According to Central Pierce Fire and Rescue spokesman Guy Overby, the evacuation of the campus went smoothly.
“The school appeared to do a good job on asking everyone to leave,” Overby said.
A regional Fire Department Hazardous Materials Team and the Pierce County Sheriff’s Department’s Hazardous Devices Squad responded to the potentially dangerous situation and assisted with the investigation. The buildings and parking lots were thoroughly checked as a precaution, but nothing unusual was found on the premise, officials said.
The regional Hazardous Materials Team determined that the suspicious substance found in the car abandoned on campus is believed to be baking soda, Overby said in an interview on Friday afternoon.
At about 2:30 p.m. officials began to break down their equipment and moved the extensive apparatus from the college. There were a total of five fire engines, a hazardous material incident operations rig, two medics and other equipment stationed on campus.

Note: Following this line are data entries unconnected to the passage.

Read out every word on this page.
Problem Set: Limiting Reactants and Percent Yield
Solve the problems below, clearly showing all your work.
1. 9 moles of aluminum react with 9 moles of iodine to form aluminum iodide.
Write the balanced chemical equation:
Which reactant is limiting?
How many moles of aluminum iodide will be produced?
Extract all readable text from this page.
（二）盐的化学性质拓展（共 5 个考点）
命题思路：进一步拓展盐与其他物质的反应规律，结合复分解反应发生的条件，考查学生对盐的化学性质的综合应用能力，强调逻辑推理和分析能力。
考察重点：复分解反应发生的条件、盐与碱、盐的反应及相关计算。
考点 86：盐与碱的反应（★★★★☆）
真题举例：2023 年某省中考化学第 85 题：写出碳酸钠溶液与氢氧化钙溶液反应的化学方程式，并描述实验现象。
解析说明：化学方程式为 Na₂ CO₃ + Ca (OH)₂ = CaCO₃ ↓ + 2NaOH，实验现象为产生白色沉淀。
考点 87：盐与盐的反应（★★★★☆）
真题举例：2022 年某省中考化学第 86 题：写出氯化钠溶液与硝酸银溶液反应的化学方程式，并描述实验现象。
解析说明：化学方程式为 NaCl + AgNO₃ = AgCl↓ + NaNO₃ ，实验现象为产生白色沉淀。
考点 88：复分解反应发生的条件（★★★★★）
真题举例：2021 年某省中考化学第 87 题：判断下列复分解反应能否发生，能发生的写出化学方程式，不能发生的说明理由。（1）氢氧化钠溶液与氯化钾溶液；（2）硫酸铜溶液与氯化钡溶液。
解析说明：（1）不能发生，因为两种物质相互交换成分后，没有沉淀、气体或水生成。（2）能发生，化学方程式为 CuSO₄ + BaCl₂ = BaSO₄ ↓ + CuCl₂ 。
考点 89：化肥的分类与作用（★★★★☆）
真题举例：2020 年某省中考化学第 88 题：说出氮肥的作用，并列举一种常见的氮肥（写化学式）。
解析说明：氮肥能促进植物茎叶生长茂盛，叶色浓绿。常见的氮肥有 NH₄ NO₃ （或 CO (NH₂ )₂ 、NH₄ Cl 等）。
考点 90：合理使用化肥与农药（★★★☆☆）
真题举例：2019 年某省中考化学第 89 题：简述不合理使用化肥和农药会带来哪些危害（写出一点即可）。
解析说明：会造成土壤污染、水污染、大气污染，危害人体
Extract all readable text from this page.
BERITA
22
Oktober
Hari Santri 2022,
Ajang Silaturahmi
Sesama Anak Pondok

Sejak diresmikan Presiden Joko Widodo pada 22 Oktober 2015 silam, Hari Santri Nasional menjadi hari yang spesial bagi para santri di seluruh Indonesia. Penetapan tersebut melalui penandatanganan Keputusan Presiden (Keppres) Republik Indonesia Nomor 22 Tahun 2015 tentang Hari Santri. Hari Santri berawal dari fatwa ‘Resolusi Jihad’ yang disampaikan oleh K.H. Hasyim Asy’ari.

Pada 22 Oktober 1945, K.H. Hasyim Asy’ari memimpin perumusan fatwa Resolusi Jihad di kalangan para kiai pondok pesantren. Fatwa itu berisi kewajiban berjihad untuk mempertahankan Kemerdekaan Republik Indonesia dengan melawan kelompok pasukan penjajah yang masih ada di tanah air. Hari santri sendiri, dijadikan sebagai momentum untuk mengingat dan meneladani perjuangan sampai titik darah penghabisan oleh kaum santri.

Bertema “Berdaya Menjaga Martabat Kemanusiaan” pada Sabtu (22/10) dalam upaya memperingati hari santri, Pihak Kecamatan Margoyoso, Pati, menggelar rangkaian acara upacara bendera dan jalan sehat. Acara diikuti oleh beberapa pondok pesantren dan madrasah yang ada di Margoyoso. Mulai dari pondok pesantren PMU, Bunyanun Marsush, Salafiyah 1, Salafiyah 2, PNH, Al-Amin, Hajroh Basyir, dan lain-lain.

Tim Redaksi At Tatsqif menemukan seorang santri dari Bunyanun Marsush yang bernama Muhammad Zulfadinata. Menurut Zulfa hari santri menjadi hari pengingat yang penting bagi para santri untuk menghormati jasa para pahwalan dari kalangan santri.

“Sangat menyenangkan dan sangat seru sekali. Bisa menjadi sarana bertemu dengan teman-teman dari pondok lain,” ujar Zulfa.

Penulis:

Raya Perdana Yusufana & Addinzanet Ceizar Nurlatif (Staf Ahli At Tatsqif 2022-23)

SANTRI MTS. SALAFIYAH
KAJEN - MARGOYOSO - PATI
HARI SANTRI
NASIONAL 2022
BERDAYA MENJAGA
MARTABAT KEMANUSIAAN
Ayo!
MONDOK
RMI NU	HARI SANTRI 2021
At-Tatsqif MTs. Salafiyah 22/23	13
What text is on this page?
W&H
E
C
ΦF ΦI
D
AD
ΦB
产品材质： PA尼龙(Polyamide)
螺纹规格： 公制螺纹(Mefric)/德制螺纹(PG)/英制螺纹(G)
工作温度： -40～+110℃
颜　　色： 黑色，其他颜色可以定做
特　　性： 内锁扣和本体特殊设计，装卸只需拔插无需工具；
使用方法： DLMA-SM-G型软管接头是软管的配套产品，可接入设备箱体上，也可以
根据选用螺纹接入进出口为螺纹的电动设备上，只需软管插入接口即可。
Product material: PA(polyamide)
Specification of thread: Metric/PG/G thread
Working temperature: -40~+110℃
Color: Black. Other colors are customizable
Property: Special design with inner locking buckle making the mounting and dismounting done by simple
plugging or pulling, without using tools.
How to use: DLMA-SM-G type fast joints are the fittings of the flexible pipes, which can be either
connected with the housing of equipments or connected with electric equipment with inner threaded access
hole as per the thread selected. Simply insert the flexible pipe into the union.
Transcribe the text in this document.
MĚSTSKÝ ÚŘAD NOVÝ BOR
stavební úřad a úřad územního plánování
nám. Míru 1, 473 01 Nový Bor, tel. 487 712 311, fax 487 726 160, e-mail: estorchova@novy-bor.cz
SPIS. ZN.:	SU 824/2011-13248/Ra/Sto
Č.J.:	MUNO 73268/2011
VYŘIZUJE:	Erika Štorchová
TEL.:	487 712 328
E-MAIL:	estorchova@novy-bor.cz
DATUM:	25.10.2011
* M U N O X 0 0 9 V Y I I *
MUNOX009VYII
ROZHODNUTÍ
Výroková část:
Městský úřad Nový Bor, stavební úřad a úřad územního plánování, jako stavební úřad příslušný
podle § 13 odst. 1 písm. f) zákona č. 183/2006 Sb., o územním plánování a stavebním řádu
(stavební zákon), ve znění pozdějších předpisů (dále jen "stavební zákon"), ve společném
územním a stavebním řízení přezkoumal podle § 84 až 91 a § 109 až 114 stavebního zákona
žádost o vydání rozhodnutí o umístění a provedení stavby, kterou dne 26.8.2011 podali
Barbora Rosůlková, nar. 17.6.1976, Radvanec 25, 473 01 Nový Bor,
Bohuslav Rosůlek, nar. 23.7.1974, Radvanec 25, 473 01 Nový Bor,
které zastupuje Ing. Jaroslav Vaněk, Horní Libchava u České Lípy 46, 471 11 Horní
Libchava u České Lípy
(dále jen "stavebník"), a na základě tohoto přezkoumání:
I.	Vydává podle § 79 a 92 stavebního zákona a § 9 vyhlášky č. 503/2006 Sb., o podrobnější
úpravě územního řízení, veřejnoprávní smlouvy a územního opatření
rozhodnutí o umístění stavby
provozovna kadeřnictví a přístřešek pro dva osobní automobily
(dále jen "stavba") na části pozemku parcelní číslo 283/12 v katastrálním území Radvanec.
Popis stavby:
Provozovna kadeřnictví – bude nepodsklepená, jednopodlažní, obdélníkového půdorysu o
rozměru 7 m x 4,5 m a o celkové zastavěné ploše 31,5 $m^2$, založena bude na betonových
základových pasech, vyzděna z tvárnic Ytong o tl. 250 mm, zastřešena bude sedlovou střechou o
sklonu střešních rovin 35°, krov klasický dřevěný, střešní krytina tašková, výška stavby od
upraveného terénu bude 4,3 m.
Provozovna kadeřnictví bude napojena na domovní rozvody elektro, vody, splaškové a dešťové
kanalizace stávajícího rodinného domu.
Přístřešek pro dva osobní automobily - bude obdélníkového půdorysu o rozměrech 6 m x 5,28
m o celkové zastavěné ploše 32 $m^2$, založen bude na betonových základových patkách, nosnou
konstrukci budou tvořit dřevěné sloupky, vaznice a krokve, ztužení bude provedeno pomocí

“We have a lot of apparatus here,” Overby said.
About 3:30 p.m. the campus was reopened for access, but activities scheduled for the afternoon and evening were cancelled. Numerous vehicles still were in the parking lots after the campus was closed, leading observers to believe that some students left with someone else or walked off campus.
The college posted a notice Friday evening that said students and college employees were able to pick up their vehicles, and activities and classes scheduled for Saturday would resume as usual.
Puyallup Police Department’s Criminal Investigations Division was able to identify a person of interest in the case, according to Pashon, and police continue to investigate the incident.
—The Puyallup Post staff members and Intro to Feature Writing students assisted with the information gathering for this story.